Vapor Pressure Help Needed!

Refer to Raoult's Law

When a solute such as NaNO₃ is added to water, it will LOWER the vapor pressure of the pure water. The amount of lowering is dependent on the concentration of the solute and is directly related to the mole fraction of the solute. So, we will find the moles of NaNO₃, the moles of H₂O, total moles, and mole fraction of H₂O.

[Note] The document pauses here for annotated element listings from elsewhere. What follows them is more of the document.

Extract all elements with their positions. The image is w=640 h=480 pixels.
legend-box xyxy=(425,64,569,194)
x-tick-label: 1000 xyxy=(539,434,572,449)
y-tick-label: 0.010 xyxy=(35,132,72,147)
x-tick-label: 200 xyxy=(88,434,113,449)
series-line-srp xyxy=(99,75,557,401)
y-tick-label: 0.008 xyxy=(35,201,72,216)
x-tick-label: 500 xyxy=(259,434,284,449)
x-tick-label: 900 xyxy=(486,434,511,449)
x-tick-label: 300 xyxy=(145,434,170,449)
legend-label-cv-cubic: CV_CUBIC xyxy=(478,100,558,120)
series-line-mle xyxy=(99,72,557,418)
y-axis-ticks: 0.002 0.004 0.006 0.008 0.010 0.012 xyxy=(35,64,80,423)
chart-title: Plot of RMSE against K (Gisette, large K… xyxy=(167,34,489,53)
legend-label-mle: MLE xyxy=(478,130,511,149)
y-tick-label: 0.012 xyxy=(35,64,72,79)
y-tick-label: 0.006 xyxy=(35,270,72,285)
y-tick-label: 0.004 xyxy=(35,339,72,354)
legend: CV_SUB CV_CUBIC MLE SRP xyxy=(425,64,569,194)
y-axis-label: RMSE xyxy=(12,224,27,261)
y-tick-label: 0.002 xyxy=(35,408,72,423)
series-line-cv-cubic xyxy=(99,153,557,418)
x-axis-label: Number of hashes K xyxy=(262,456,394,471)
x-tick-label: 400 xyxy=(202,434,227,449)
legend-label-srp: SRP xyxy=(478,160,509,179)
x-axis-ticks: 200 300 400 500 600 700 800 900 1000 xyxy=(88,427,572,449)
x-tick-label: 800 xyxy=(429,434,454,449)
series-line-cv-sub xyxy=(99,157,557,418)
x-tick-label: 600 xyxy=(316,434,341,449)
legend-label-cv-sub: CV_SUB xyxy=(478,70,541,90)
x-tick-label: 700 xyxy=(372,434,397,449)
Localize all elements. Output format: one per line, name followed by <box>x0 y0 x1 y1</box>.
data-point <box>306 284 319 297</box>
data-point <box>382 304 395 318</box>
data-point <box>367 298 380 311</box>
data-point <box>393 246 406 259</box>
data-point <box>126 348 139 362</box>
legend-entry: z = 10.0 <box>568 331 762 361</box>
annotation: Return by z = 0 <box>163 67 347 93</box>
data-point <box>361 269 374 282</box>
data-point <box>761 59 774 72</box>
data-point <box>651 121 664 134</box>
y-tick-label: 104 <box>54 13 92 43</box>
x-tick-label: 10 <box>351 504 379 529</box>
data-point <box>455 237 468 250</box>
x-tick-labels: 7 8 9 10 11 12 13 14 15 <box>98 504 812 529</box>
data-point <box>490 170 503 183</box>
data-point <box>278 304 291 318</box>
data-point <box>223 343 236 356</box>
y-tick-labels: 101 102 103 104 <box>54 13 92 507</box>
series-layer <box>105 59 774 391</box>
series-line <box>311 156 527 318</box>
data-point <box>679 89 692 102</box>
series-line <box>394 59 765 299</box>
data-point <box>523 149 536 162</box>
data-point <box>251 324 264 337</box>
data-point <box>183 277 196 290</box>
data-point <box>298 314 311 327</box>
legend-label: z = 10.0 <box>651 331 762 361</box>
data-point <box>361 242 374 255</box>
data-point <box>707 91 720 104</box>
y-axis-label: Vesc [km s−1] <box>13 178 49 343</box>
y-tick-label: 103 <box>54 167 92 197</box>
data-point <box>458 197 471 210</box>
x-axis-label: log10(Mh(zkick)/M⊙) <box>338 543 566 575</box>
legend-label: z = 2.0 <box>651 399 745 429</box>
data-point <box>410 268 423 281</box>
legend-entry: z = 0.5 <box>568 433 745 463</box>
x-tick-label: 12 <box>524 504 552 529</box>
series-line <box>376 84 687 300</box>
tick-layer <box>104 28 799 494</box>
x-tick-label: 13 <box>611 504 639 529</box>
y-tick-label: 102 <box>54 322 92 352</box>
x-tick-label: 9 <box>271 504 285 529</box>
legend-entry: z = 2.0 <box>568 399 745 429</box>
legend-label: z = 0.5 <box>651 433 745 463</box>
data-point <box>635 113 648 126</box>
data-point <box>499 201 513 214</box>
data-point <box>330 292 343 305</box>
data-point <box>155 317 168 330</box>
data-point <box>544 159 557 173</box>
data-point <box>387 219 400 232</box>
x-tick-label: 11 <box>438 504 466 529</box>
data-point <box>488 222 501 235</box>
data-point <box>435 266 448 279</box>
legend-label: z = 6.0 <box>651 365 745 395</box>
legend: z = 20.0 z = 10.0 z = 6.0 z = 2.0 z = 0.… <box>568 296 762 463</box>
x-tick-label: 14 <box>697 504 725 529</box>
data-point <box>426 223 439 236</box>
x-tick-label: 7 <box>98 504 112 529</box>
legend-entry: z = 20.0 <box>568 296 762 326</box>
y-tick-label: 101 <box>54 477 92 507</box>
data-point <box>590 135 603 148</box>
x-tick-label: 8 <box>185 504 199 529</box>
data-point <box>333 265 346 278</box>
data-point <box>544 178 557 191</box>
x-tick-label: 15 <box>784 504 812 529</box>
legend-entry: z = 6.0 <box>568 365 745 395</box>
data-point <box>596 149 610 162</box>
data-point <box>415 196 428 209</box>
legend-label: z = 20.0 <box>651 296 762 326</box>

We have a density of 1.021 g /ml. Let's assume we have 1000 ml. That means we have...

1.021 g/ml x 1000 ml = 1021 g

Since the concentration of NaNO₃ is 1.5 M, that means 1.5 moles per liter. Since we have 1000 ml,( 1 L ) so we have 1.5 moles NaNO₃. How many grams is that? Molar mass NaNO₃ = 84.99 g/mol

1.5 moles NaNO₃ x 84.99 g/mol = 127.5 g NaNO₃

Mass of water = 1021 g - 127.5 g = 893.5 g H₂O

Moles NaNO₃ = 1.5 moles NaNO₃

Moles H2O = 893.5 g H₂O x 1 mol / 18 g = 49.6 moles H₂O

Total moles = 1.5 + 49.6 = 51.1 moles total

Mole fraction H₂O = 49.6 mol / 51.1 mol = 0.971 and according to Raoult's law...

vapor pressure of solution = mole fraction of solvent x vapor pressure of pure solvent ...

Vapor pressure of solution = 0.971 x 0.0313 atm = 0.0304 atm (3 sig. figs.)